The Pick method selects a peer from the local list. It uses a read lock to allow concurrent reads while the background goroutine updates the list.
// Pick returns a random peer from the current list.
// It returns an error if no peers are available.
func (c *ServiceClient) Pick() (string, error) {
c.mu.RLock()
defer c.mu.RUnlock()
if len(c.peers) == 0 {
return "", fmt.Errorf("no peers available")
}
// Select a random peer for load distribution.
return c.peers[rand.Intn(len(c.peers))], nil
}
The main function starts a background goroutine to refresh the list. It uses a ticker and a context to manage the loop. The goroutine must stop when the context is cancelled to avoid leaks.
func main() {
client := NewServiceClient("http://consul:8500/v1/catalog/service/inventory")
ctx, cancel := context.WithCancel(context.Background())
defer cancel()
go func() {
ticker := time.NewTicker(30 * time.Second)
defer ticker.Stop()
for {
select {
case <-ctx.Done():
return
case <-ticker.C:
if err := client.Refresh(ctx); err != nil {
fmt.Println("Refresh failed:", err)
}
}
}
}()
if err := client.Refresh(ctx); err != nil {
fmt.Println("Initial refresh failed:", err)
return
}
peer, err := client.Pick()
if err != nil {
return
}
fmt.Println("Routing to:", peer)
}
Refresh in the background. Pick in the foreground. Never block the request on a registry poll.
Pitfalls and runtime failures
Service discovery introduces concurrency and network dependencies. Bugs here are subtle and painful.
Goroutine leaks happen when the refresh loop doesn't exit. If you forget to select on ctx.Done(), the goroutine runs forever. The program hangs on shutdown. Always have a cancellation path. If you forget to import context, the compiler rejects the program with undefined: context. If you forget to use a variable, you get imported and not used.
Thundering herd is a real risk. If you deploy 1000 instances of your service and they all refresh every 30 seconds, they might all hit the registry at the exact same moment. The registry crashes. Add jitter to the refresh interval. Sleep for 30s + random(0-5s) so requests spread out over time.

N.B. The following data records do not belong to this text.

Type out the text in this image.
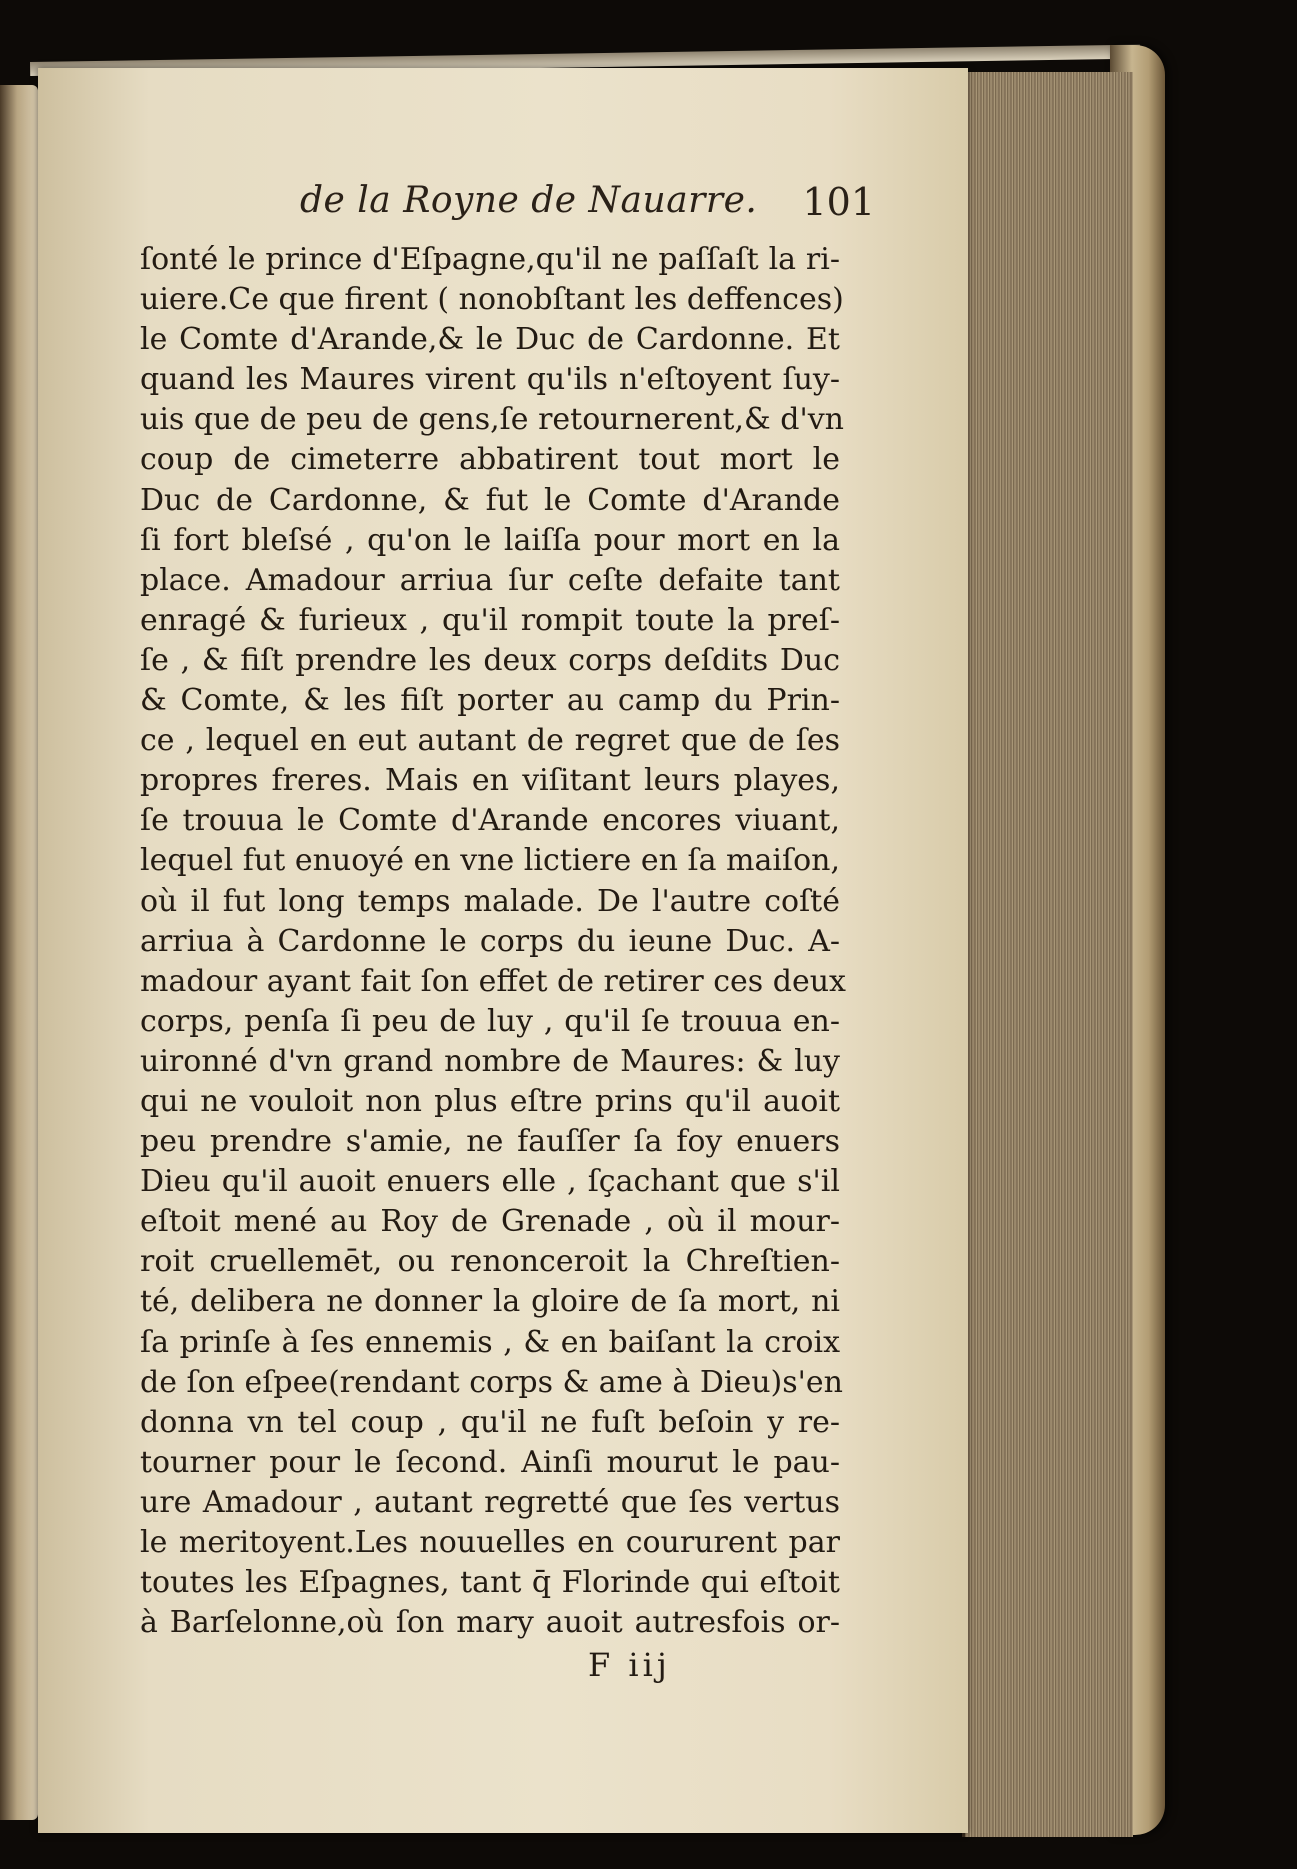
de la Royne de Nauarre. 101
ſonté le prince d'Eſpagne,qu'il ne paſſaſt la ri-
uiere.Ce que firent ( nonobſtant les deffences)
le Comte d'Arande,& le Duc de Cardonne. Et
quand les Maures virent qu'ils n'eſtoyent ſuy-
uis que de peu de gens,ſe retournerent,& d'vn
coup de cimeterre abbatirent tout mort le
Duc de Cardonne, & fut le Comte d'Arande
ſi fort bleſsé , qu'on le laiſſa pour mort en la
place. Amadour arriua ſur ceſte defaite tant
enragé & furieux , qu'il rompit toute la preſ-
ſe , & fiſt prendre les deux corps deſdits Duc
& Comte, & les fiſt porter au camp du Prin-
ce , lequel en eut autant de regret que de ſes
propres freres. Mais en viſitant leurs playes,
ſe trouua le Comte d'Arande encores viuant,
lequel fut enuoyé en vne lictiere en ſa maiſon,
où il fut long temps malade. De l'autre coſté
arriua à Cardonne le corps du ieune Duc. A-
madour ayant fait ſon effet de retirer ces deux
corps, penſa ſi peu de luy , qu'il ſe trouua en-
uironné d'vn grand nombre de Maures: & luy
qui ne vouloit non plus eſtre prins qu'il auoit
peu prendre s'amie, ne fauſſer ſa foy enuers
Dieu qu'il auoit enuers elle , ſçachant que s'il
eſtoit mené au Roy de Grenade , où il mour-
roit cruellemēt, ou renonceroit la Chreſtien-
té, delibera ne donner la gloire de ſa mort, ni
ſa prinſe à ſes ennemis , & en baiſant la croix
de ſon eſpee(rendant corps & ame à Dieu)s'en
donna vn tel coup , qu'il ne fuſt beſoin y re-
tourner pour le ſecond. Ainſi mourut le pau-
ure Amadour , autant regretté que ſes vertus
le meritoyent.Les nouuelles en coururent par
toutes les Eſpagnes, tant q̄ Florinde qui eſtoit
à Barſelonne,où ſon mary auoit autresfois or-
F iij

DNS caching can mask failures. If you use net.LookupIP, the OS controls the cache. You might not see new instances until the TTL expires. If you need immediate updates, use a custom resolver or a dedicated registry.

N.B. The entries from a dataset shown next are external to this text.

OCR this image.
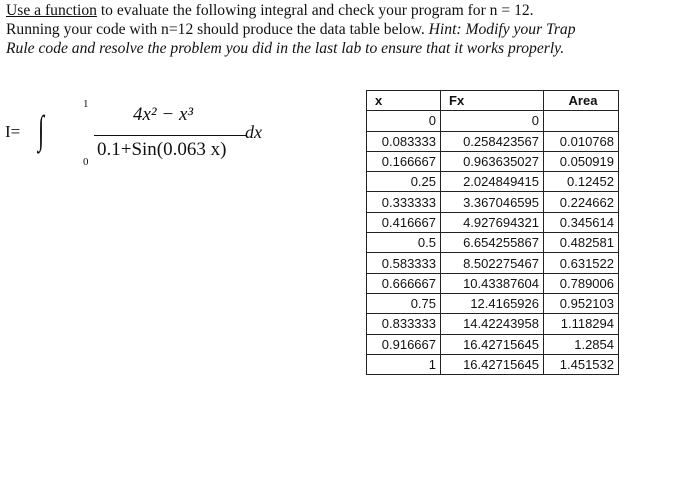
Use a function to evaluate the following integral and check your program for n = 12.
Running your code with n=12 should produce the data table below. Hint: Modify your Trap
Rule code and resolve the problem you did in the last lab to ensure that it works properly.
I= ∫
1
0
4x² − x³
0.1+Sin(0.063 x)
dx
x	Fx	Area
0	0	
0.083333	0.258423567	0.010768
0.166667	0.963635027	0.050919
0.25	2.024849415	0.12452
0.333333	3.367046595	0.224662
0.416667	4.927694321	0.345614
0.5	6.654255867	0.482581
0.583333	8.502275467	0.631522
0.666667	10.43387604	0.789006
0.75	12.4165926	0.952103
0.833333	14.42243958	1.118294
0.916667	16.42715645	1.2854
1	16.42715645	1.451532
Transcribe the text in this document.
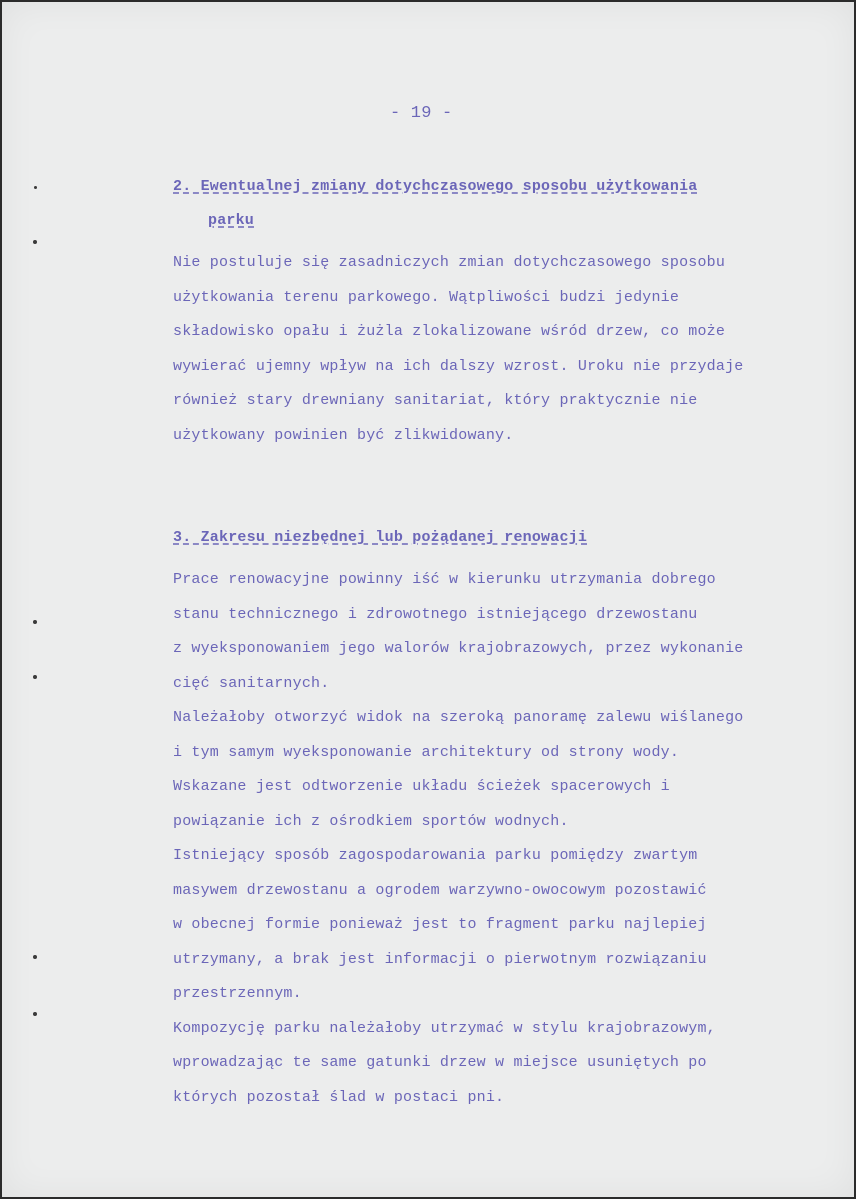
- 19 -
2. Ewentualnej zmiany dotychczasowego sposobu użytkowania
parku
Nie postuluje się zasadniczych zmian dotychczasowego sposobu
użytkowania terenu parkowego. Wątpliwości budzi jedynie
składowisko opału i żużla zlokalizowane wśród drzew, co może
wywierać ujemny wpływ na ich dalszy wzrost. Uroku nie przydaje
również stary drewniany sanitariat, który praktycznie nie
użytkowany powinien być zlikwidowany.
3. Zakresu niezbędnej lub pożądanej renowacji
Prace renowacyjne powinny iść w kierunku utrzymania dobrego
stanu technicznego i zdrowotnego istniejącego drzewostanu
z wyeksponowaniem jego walorów krajobrazowych, przez wykonanie
cięć sanitarnych.
Należałoby otworzyć widok na szeroką panoramę zalewu wiślanego
i tym samym wyeksponowanie architektury od strony wody.
Wskazane jest odtworzenie układu ścieżek spacerowych i
powiązanie ich z ośrodkiem sportów wodnych.
Istniejący sposób zagospodarowania parku pomiędzy zwartym
masywem drzewostanu a ogrodem warzywno-owocowym pozostawić
w obecnej formie ponieważ jest to fragment parku najlepiej
utrzymany, a brak jest informacji o pierwotnym rozwiązaniu
przestrzennym.
Kompozycję parku należałoby utrzymać w stylu krajobrazowym,
wprowadzając te same gatunki drzew w miejsce usuniętych po
których pozostał ślad w postaci pni.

The compiler helps with type safety. If you try to pass a context.Context where a string is expected, you get cannot use ctx (type context.Context) as string value in argument. If you forget to capture a loop variable in a goroutine, you get loop variable i captured by func literal. These errors save you from runtime bugs.
Jitter saves registries. Context saves goroutines. Handle both.
Decision matrix
Service discovery is not one-size-fits-all. Pick the approach that matches your infrastructure and requirements.
Use DNS-based discovery when your infrastructure already supports dynamic DNS updates and you want zero external dependencies.
Use a dedicated registry like Consul or Etcd when you need health checks, key-value storage, or fine-grained control over service metadata.
Use Kubernetes Endpoints when you are running inside a cluster and want to leverage the built-in service mesh without managing a separate registry.
Use static configuration when your topology is fixed and changes require a full redeploy; the simplest solution is often the best.
Match the discovery tool to the infrastructure. Complexity is a tax; pay it only when you get value.